The fact Sipps will often offer full death benefits flexibility isn’t just a draw for investors leaving DB schemes. Advisers are increasingly aware that beneficiaries are normally restricted to the death benefits available in the scheme where the investor died. As such, they are making sure their clients are in schemes that offer the required benefits.
We also know private pension provision is becoming increasingly important, and that despite the bad press, pension saving is on the rise. Although this is mainly because of auto-enrolment, there’s also the argument that the pension freedoms have played their part. The main message to the public was that the pension freedoms give people control of their money again.
The hope is that people will feel more confident saving if they can access their money in a way that suits them when the time comes. If pension saving is on the rise with a generation of savers who want and expect control over their savings and flexible retirement options, the future still looks bright for Sipps.
The case against
On the other hand, there are also reasons to argue that Sipps business won’t continue to grow, or at least not at the same rate as it has done so far. The first reason that comes to mind is the increased level of regulatory scrutiny in several key areas. The pension freedoms led to major changes across the industry and the regulator is keen to ensure that consumers are still being protected.
DB transfers in particular are being very carefully examined. Over the last few months, we’ve seen several high-profile firms suspend DB transfers service following discussions with the FCA. Advisers are also increasingly wary of these transfers. Many who will advise on the transfers still worry that there may be repercussions if the transfer does not work out in the way the client hoped.

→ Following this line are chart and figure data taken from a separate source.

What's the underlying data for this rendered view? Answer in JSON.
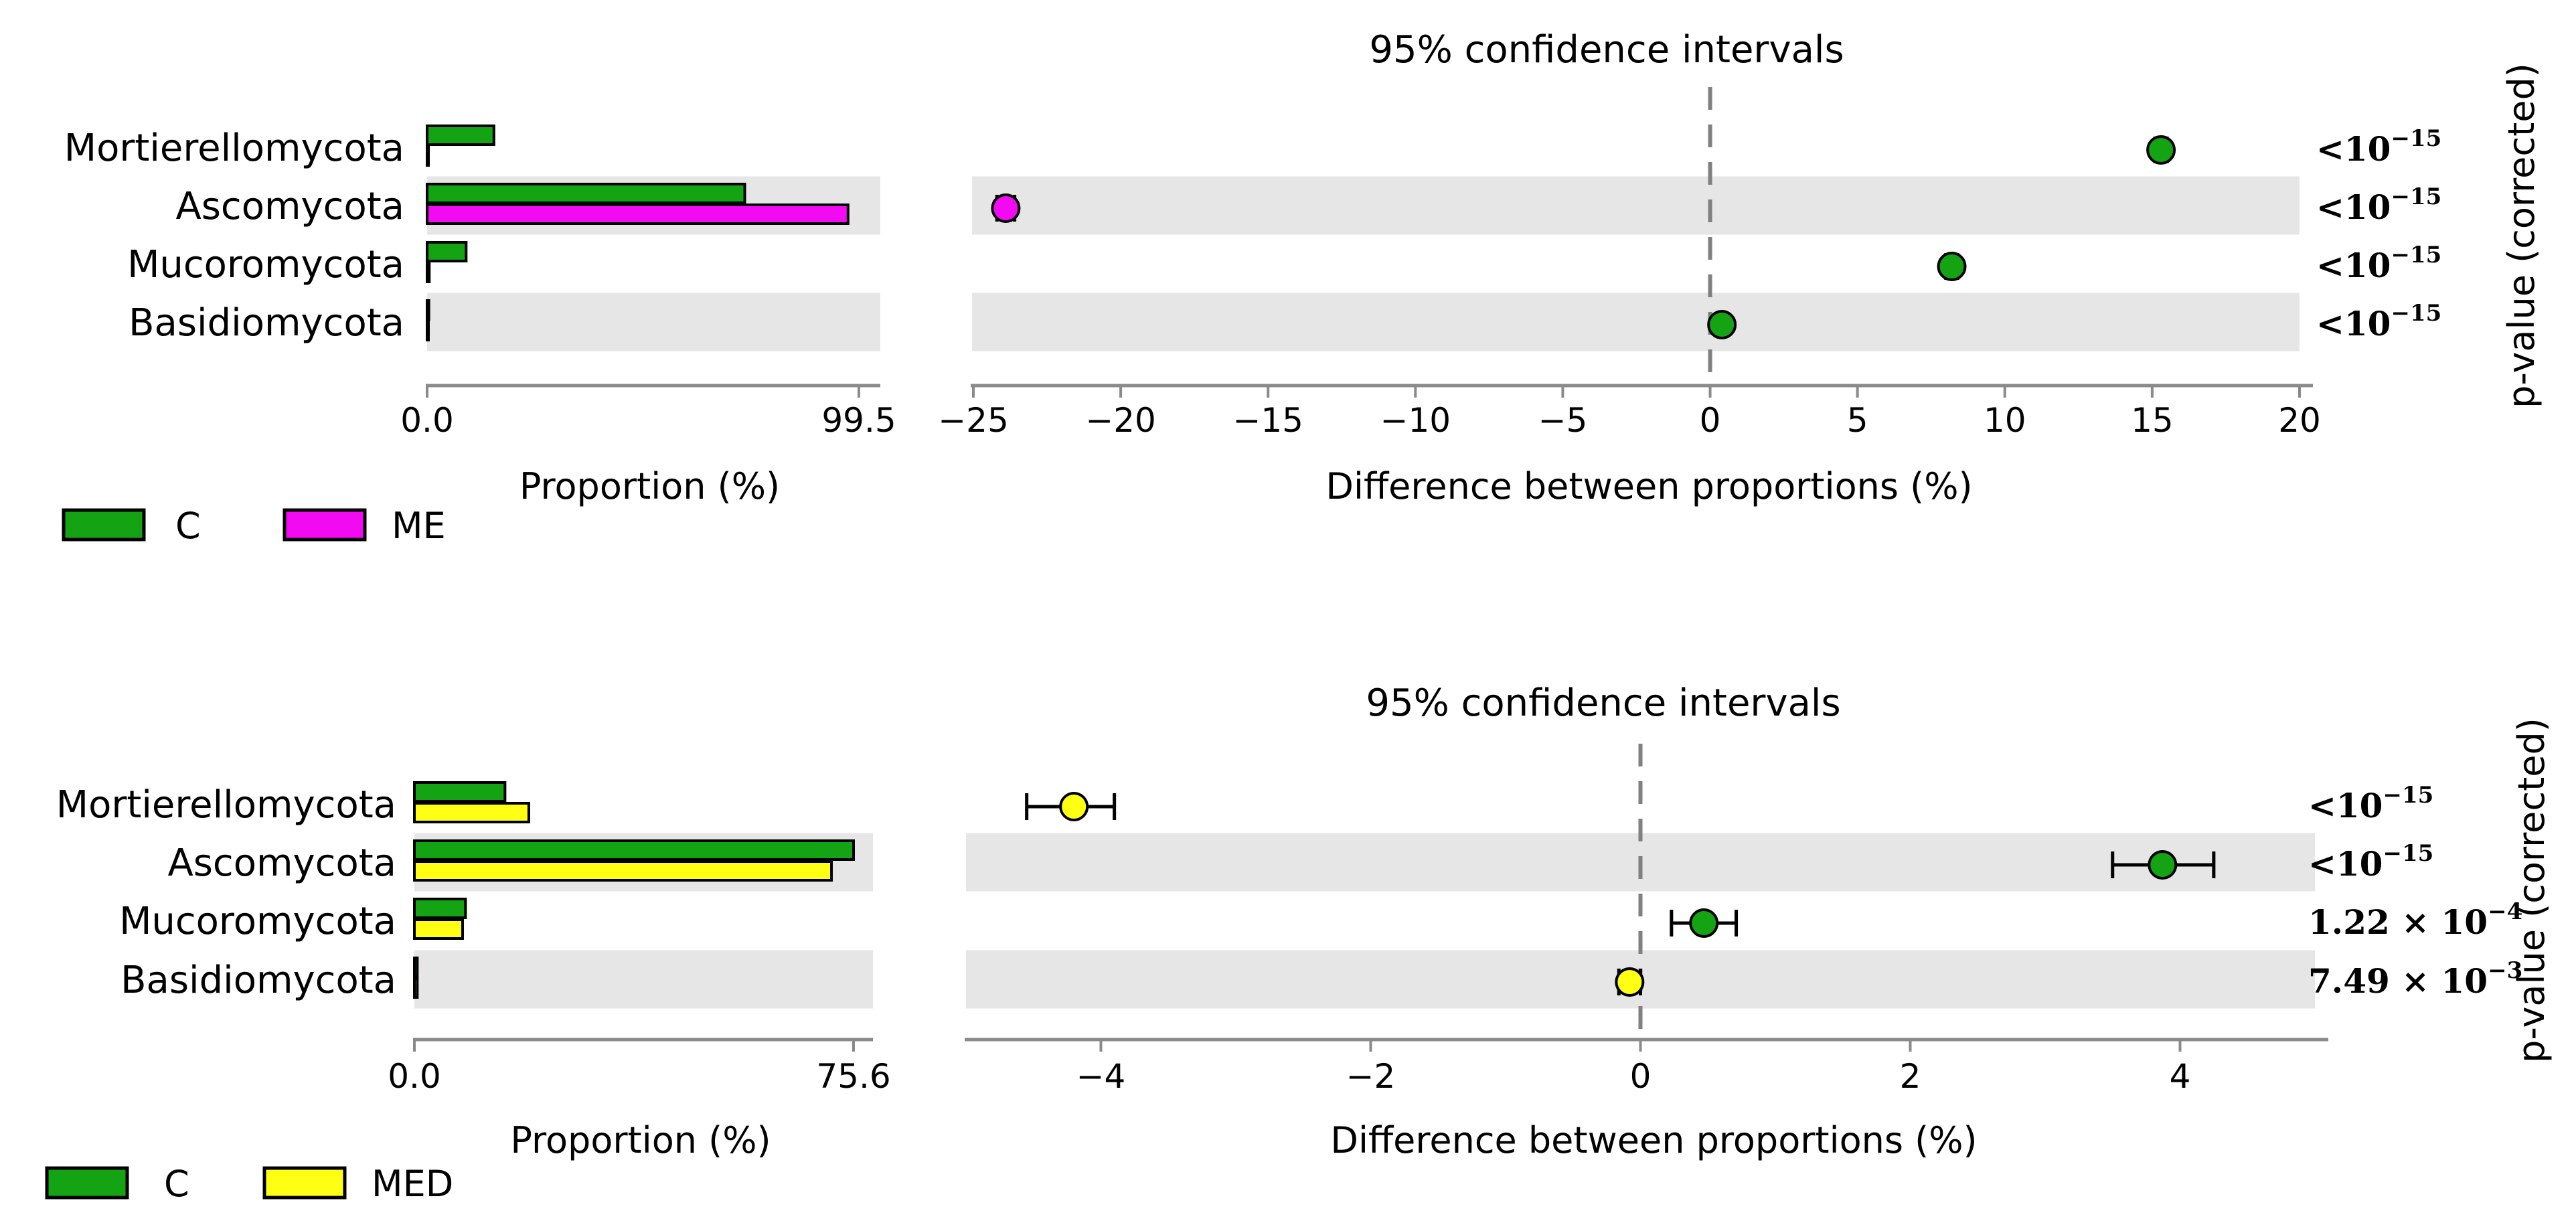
{
  "colors": {
    "C": "#13a313",
    "ME": "#f20af2",
    "MED": "#ffff14",
    "band": "#e6e6e6",
    "axis": "#8a8a8a"
  },
  "chart_data": [
    {
      "type": "bar+errorbar",
      "title": "95% confidence intervals",
      "categories": [
        "Mortierellomycota",
        "Ascomycota",
        "Mucoromycota",
        "Basidiomycota"
      ],
      "legend": [
        {
          "name": "C",
          "color": "#13a313"
        },
        {
          "name": "ME",
          "color": "#f20af2"
        }
      ],
      "proportion": {
        "xlabel": "Proportion (%)",
        "xlim": [
          0,
          99.5
        ],
        "tick_labels": [
          "0.0",
          "99.5"
        ],
        "series": [
          {
            "name": "C",
            "values": [
              15.4,
              73.2,
              9.0,
              0.4
            ]
          },
          {
            "name": "ME",
            "values": [
              0.1,
              97.0,
              0.5,
              0.2
            ]
          }
        ]
      },
      "difference": {
        "xlabel": "Difference between proportions (%)",
        "xlim": [
          -25,
          20
        ],
        "ticks": [
          -25,
          -20,
          -15,
          -10,
          -5,
          0,
          5,
          10,
          15,
          20
        ],
        "tick_labels": [
          "−25",
          "−20",
          "−15",
          "−10",
          "−5",
          "0",
          "5",
          "10",
          "15",
          "20"
        ],
        "values": [
          15.3,
          -23.9,
          8.2,
          0.4
        ],
        "ci_low": [
          15.1,
          -24.2,
          8.0,
          0.3
        ],
        "ci_high": [
          15.5,
          -23.6,
          8.4,
          0.5
        ],
        "favored": [
          "C",
          "ME",
          "C",
          "C"
        ]
      },
      "pvalue_label": "p-value (corrected)",
      "pvalues": [
        "<10",
        "<10",
        "<10",
        "<10"
      ],
      "pvalue_exps": [
        "−15",
        "−15",
        "−15",
        "−15"
      ]
    },
    {
      "type": "bar+errorbar",
      "title": "95% confidence intervals",
      "categories": [
        "Mortierellomycota",
        "Ascomycota",
        "Mucoromycota",
        "Basidiomycota"
      ],
      "legend": [
        {
          "name": "C",
          "color": "#13a313"
        },
        {
          "name": "MED",
          "color": "#ffff14"
        }
      ],
      "proportion": {
        "xlabel": "Proportion (%)",
        "xlim": [
          0,
          75.6
        ],
        "tick_labels": [
          "0.0",
          "75.6"
        ],
        "series": [
          {
            "name": "C",
            "values": [
              15.6,
              75.6,
              8.8,
              0.5
            ]
          },
          {
            "name": "MED",
            "values": [
              19.7,
              71.8,
              8.3,
              0.5
            ]
          }
        ]
      },
      "difference": {
        "xlabel": "Difference between proportions (%)",
        "xlim": [
          -5,
          5
        ],
        "ticks": [
          -4,
          -2,
          0,
          2,
          4
        ],
        "tick_labels": [
          "−4",
          "−2",
          "0",
          "2",
          "4"
        ],
        "values": [
          -4.2,
          3.87,
          0.47,
          -0.08
        ],
        "ci_low": [
          -4.55,
          3.5,
          0.23,
          -0.16
        ],
        "ci_high": [
          -3.9,
          4.25,
          0.71,
          0.0
        ],
        "favored": [
          "MED",
          "C",
          "C",
          "MED"
        ]
      },
      "pvalue_label": "p-value (corrected)",
      "pvalues": [
        "<10",
        "<10",
        "1.22 × 10",
        "7.49 × 10"
      ],
      "pvalue_exps": [
        "−15",
        "−15",
        "−4",
        "−3"
      ]
    }
  ]
}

For others, the main concern is insistent clients, and the possibility they could still be blamed for facilitating a transaction they have not recommended.
Pension providers are also concerned about repercussions. Many will ask for advice on all transfers (rather than just those above £30,000) or need the investor to have a positive recommendation before proceeding. Such requests go further than the regulatory requirements, as providers want to make sure transfers are in the consumers’ best interests before accepting them.
If the volume of DB transfers declined, it would be unlikely to slow Sipps growth altogether, but could certainly be a contributing factor. If nothing else, the difficulties that can arise are already contributing to bad press, with consumers angry at needing to pay for advice in order to access the pension freedoms.